Nelle missive Nixon ricorda il loro primo incontro, i sogni a occhi aperti sul loro futuro e in modo molto poetico parla della prima volta che il suo ‘tesoro’ acconsenti’, dopo lunghe insistenze, di fare un giro in macchina con lui. “Ogni giorno e ogni notte – scrive l’ex presidente in una lettera non datata – voglio vederti e stare con te. Tuttavia non ho sentimenti egoistici di possesso o gelosia. Perche’ non andiamo a fare un giro domenica, perche’ non andiamo a passare alcuni fine settimana in montagna, che ne dici di leggere un libro di fronte al caminetto? Ma soprattutto cresciamo assieme e andiamo alla ricerca della felicita’ che sappiamo essere nostra”. Un Nixon totalmente inedito, trasformatosi poi in un pessimo presidente, ma sempre fortemente legato alla donna della sua vita: Pat Ryan.

Diciotto anni dopo la sua morte, la corrispondenza offre uno scorcio nella vita privata di Nixon di cui quasi nessuno era a conoscenza. “Queste lettere sono eccezionali – ha detto Olivia Anastasiadis, curatrice del museo – perchè descrivono un uomo totalmente diverso da quello spietato e senza scrupoli che emerge dai nastri del Watergate, un gigantesco scandalo in cui Nixon ha mentito fino a quando non gli è stato più possibile farlo.

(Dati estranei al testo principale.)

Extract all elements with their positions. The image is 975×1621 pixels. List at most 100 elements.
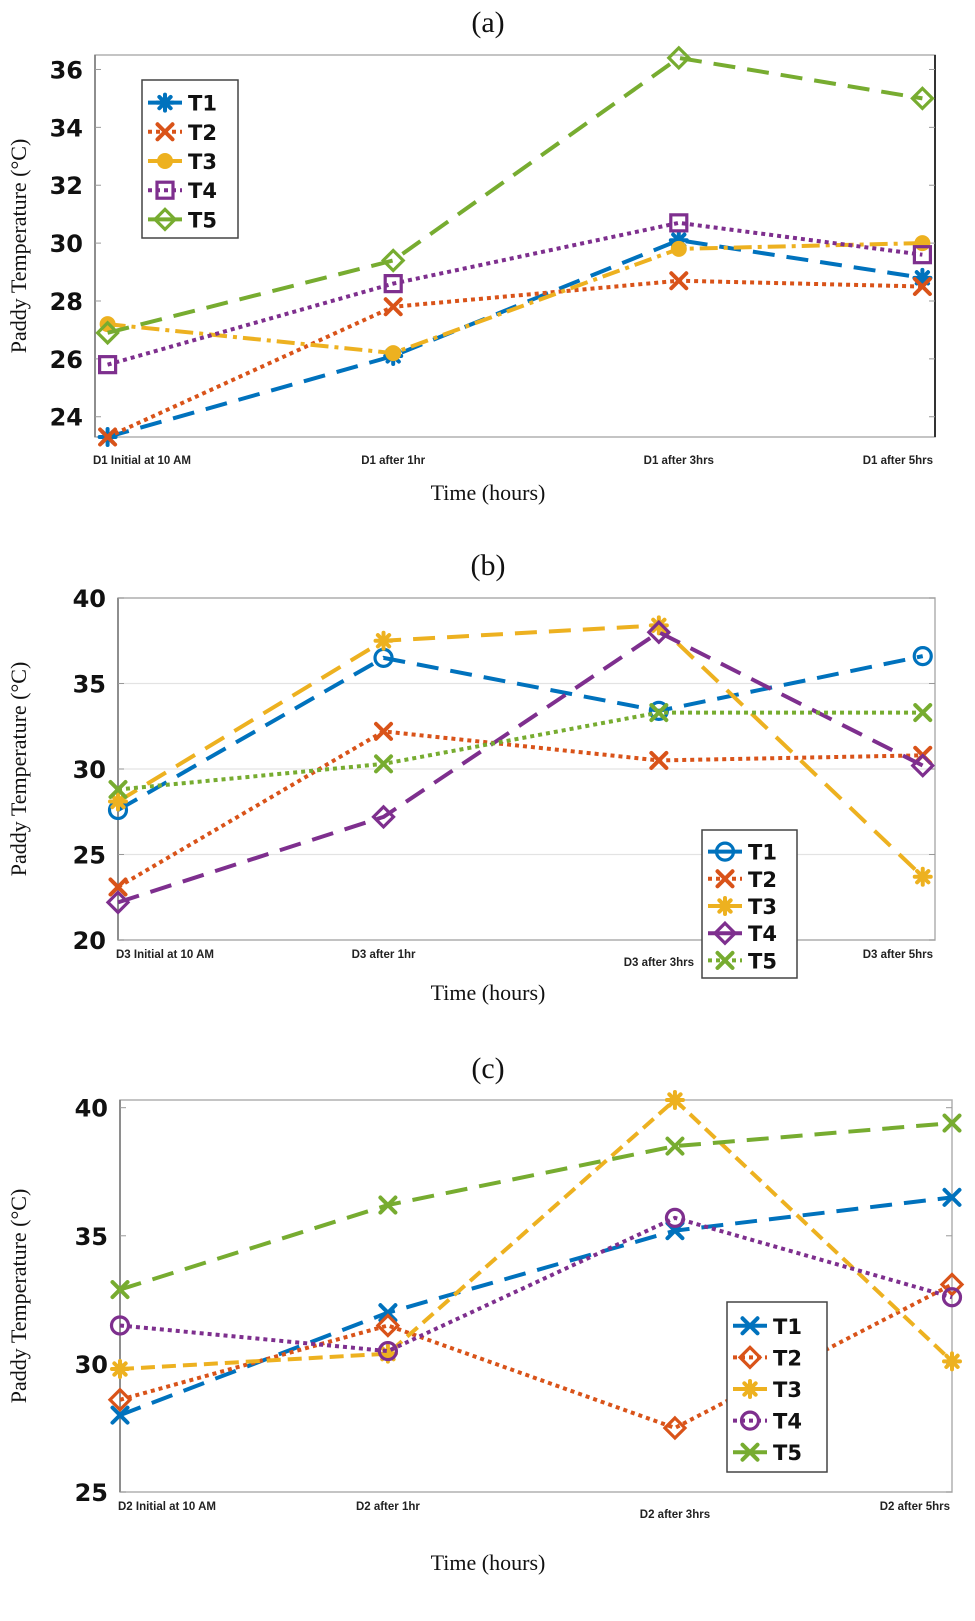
y-tick-label: 26 — [50, 346, 83, 374]
x-tick-label: D2 after 5hrs — [880, 1501, 950, 1513]
data-point-t5 — [378, 1195, 398, 1215]
legend-label: T5 — [188, 208, 217, 232]
legend: T1 T2 T3 T4 T5 — [726, 1301, 828, 1473]
data-point-t2 — [108, 877, 128, 897]
legend: T1 T2 T3 T4 T5 — [141, 79, 239, 239]
legend-item-t1: T1 — [148, 92, 217, 116]
legend-item-t3: T3 — [708, 895, 777, 919]
data-point-t5 — [666, 45, 692, 71]
series-t1 — [97, 230, 933, 447]
legend-label: T1 — [748, 841, 777, 865]
data-point-t4 — [669, 213, 689, 233]
legend-marker-t1 — [714, 841, 736, 862]
series-line-t1 — [117, 654, 924, 812]
x-tick-label: D2 after 3hrs — [640, 1509, 710, 1521]
legend-label: T4 — [748, 922, 777, 946]
legend-label: T5 — [773, 1441, 802, 1465]
data-point-t3 — [648, 615, 669, 636]
legend-item-t4: T4 — [148, 179, 217, 203]
data-point-t5 — [910, 86, 935, 111]
data-point-t1 — [912, 646, 933, 667]
y-tick-label: 25 — [73, 842, 106, 870]
data-point-t3 — [914, 235, 931, 252]
legend: T1 T2 T3 T4 T5 — [701, 829, 798, 979]
legend-marker-t5 — [740, 1442, 760, 1462]
data-point-t2 — [912, 277, 932, 297]
y-tick-label: 32 — [50, 172, 83, 200]
data-point-t4 — [941, 1287, 963, 1308]
chart-a-svg: (a) 24 26 28 30 32 34 36 D1 Initial at 10 AM D1 a… — [6, 6, 936, 505]
legend-item-t1: T1 — [708, 841, 777, 865]
series-t4 — [109, 1207, 963, 1362]
legend-marker-t1 — [155, 92, 175, 113]
legend-marker-t3 — [715, 896, 735, 916]
data-point-t3 — [110, 1359, 130, 1380]
x-tick-label: D3 after 1hr — [352, 949, 416, 961]
x-tick-label: D3 Initial at 10 AM — [116, 949, 214, 961]
legend-marker-t2 — [715, 869, 735, 889]
series-t2 — [98, 271, 932, 447]
y-tick-label: 30 — [73, 756, 106, 784]
series-t4 — [105, 619, 936, 915]
data-point-t2 — [107, 1387, 133, 1413]
y-tick-label: 36 — [50, 56, 83, 84]
x-axis-title: Time (hours) — [431, 980, 546, 1005]
legend-label: T2 — [773, 1346, 802, 1370]
legend-label: T2 — [748, 868, 777, 892]
x-tick-label: D2 Initial at 10 AM — [118, 1501, 216, 1513]
data-point-t5 — [374, 754, 394, 774]
legend-item-t5: T5 — [148, 207, 217, 232]
series-t4 — [97, 213, 933, 375]
chart-panel-b: (b) 20 25 30 35 40 D3 Initial at 10 AM D3 after… — [0, 530, 975, 1030]
legend-item-t5: T5 — [733, 1441, 802, 1465]
x-tick-label: D1 after 5hrs — [863, 455, 933, 467]
series-t3 — [99, 235, 931, 362]
data-point-t4 — [910, 753, 936, 778]
x-tick-label: D1 after 1hr — [361, 455, 425, 467]
legend-marker-t1 — [740, 1316, 760, 1336]
legend-label: T5 — [748, 949, 777, 973]
x-axis-title: Time (hours) — [431, 1550, 546, 1575]
x-tick-label: D2 after 1hr — [356, 1501, 420, 1513]
series-line-t1 — [107, 238, 923, 439]
data-point-t3 — [942, 1351, 962, 1372]
y-tick-label: 34 — [50, 114, 83, 142]
series-t5 — [95, 45, 935, 346]
legend-label: T4 — [773, 1410, 802, 1434]
legend-item-t3: T3 — [733, 1378, 802, 1402]
data-point-t4 — [105, 890, 131, 915]
data-point-t5 — [942, 1113, 962, 1133]
data-point-t3 — [373, 630, 394, 651]
series-t3 — [108, 615, 933, 887]
data-point-t3 — [108, 791, 128, 812]
legend-label: T1 — [773, 1315, 802, 1339]
data-point-t4 — [371, 804, 396, 830]
legend-marker-t4 — [739, 1410, 761, 1431]
legend-label: T2 — [188, 121, 217, 145]
legend-label: T3 — [773, 1378, 802, 1402]
data-point-t5 — [95, 320, 120, 346]
legend-item-t2: T2 — [148, 121, 217, 145]
data-point-t2 — [662, 1415, 688, 1441]
x-tick-label: D1 Initial at 10 AM — [93, 455, 191, 467]
chart-b-svg: (b) 20 25 30 35 40 D3 Initial at 10 AM D3 after… — [6, 549, 936, 1005]
data-point-t2 — [374, 721, 394, 741]
data-point-t2 — [939, 1272, 965, 1297]
legend-item-t4: T4 — [708, 920, 777, 946]
legend-marker-t5 — [152, 207, 178, 232]
data-point-t4 — [646, 619, 672, 645]
data-point-t5 — [108, 780, 128, 800]
legend-marker-t5 — [715, 950, 735, 970]
legend-label: T3 — [748, 895, 777, 919]
data-point-t5 — [110, 1280, 130, 1300]
data-point-t2 — [383, 297, 403, 317]
data-point-t4 — [377, 1340, 399, 1362]
series-t1 — [107, 646, 933, 821]
data-point-t2 — [669, 271, 689, 291]
legend-item-t1: T1 — [733, 1315, 802, 1339]
data-point-t1 — [110, 1405, 130, 1425]
y-axis-title: Paddy Temperature (°C) — [6, 139, 31, 354]
y-axis-title: Paddy Temperature (°C) — [6, 662, 31, 877]
series-line-t5 — [107, 55, 923, 335]
y-tick-label: 35 — [73, 671, 106, 699]
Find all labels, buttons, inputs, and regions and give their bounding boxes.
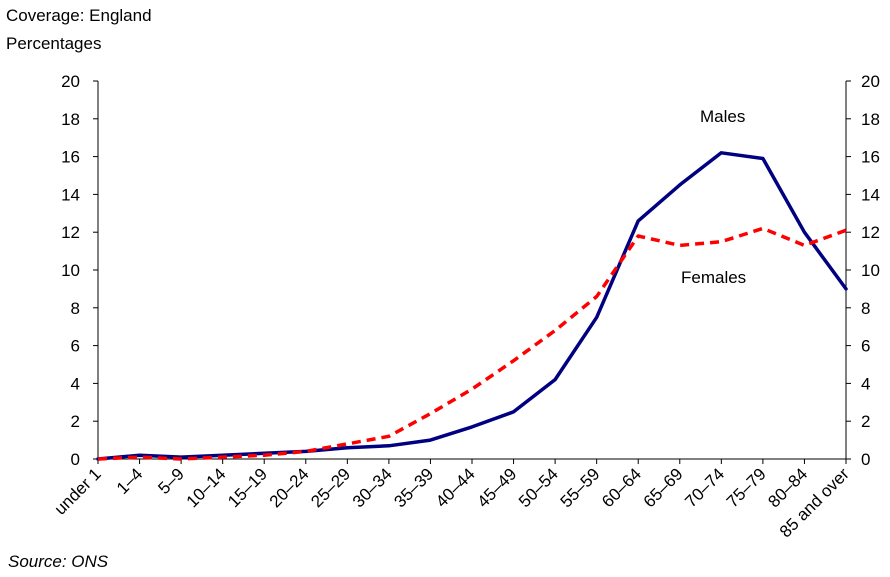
data-point-males-14 bbox=[679, 184, 680, 185]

Gli inizi del presidente Nixon sono da idealista pronto a conquistare il mondo con Pat Ryan al suo fianco. La corrispondenza e’ andata avanti dal 1938 fino a poco prima che la coppia si sposasse, nel giugno del 1940. Anche dopo che avevano iniziato a frequentarsi, Patricia Ryan era piuttosto riluttante a sposare un allora giovane avvocato senza arte nè parte.

Una volta sposati, Pat sostenne pero’ sempre il marito anche di fronte alle prove più inconfutabili delle sue malefatte, Perfino passata la bufera del Watergate, la First Lady non dubito’ mai di Nixon e rimase al suo fianco fino al giorno della sua morte, nel 1993, il giorno dopo il loro 53/mo anniversario di matrimonio. Nixon, l’innamorato di tanti anni prima, morira’ l’anno dopo.

La presidenza di Nixon, conosciuto dai suoi collaboratori come un uomo chiuso e impenetrabile, cominciò a sgretolarsi nel 1972, quando agenti successivamente collegati al comitato per la sua rielezione, penetrarono nottetempo nel quartier generale democratico nell’albergo Watergate per raccogliere materiale da usare contro di loro alle elezioni.

Nixon ha negato di essere collegato al break-in nel Watergate fino a quando nastri magnetici registrati nel suo Ufficio Ovale non l’hanno irreparabilmente inchiodato. Di fronte alla concreta possibilità dell’impeachmente da parte del Congresso e di accuse di natura criminale, Nixon rassegnò le dimissioni dalla presidenza il 9 agosto 1974, e si ritirò con l’amata moglie nel suo ranch in California. Il mese successivo ottene il perdono dal presidente che gli era succeduto, Gerald Ford.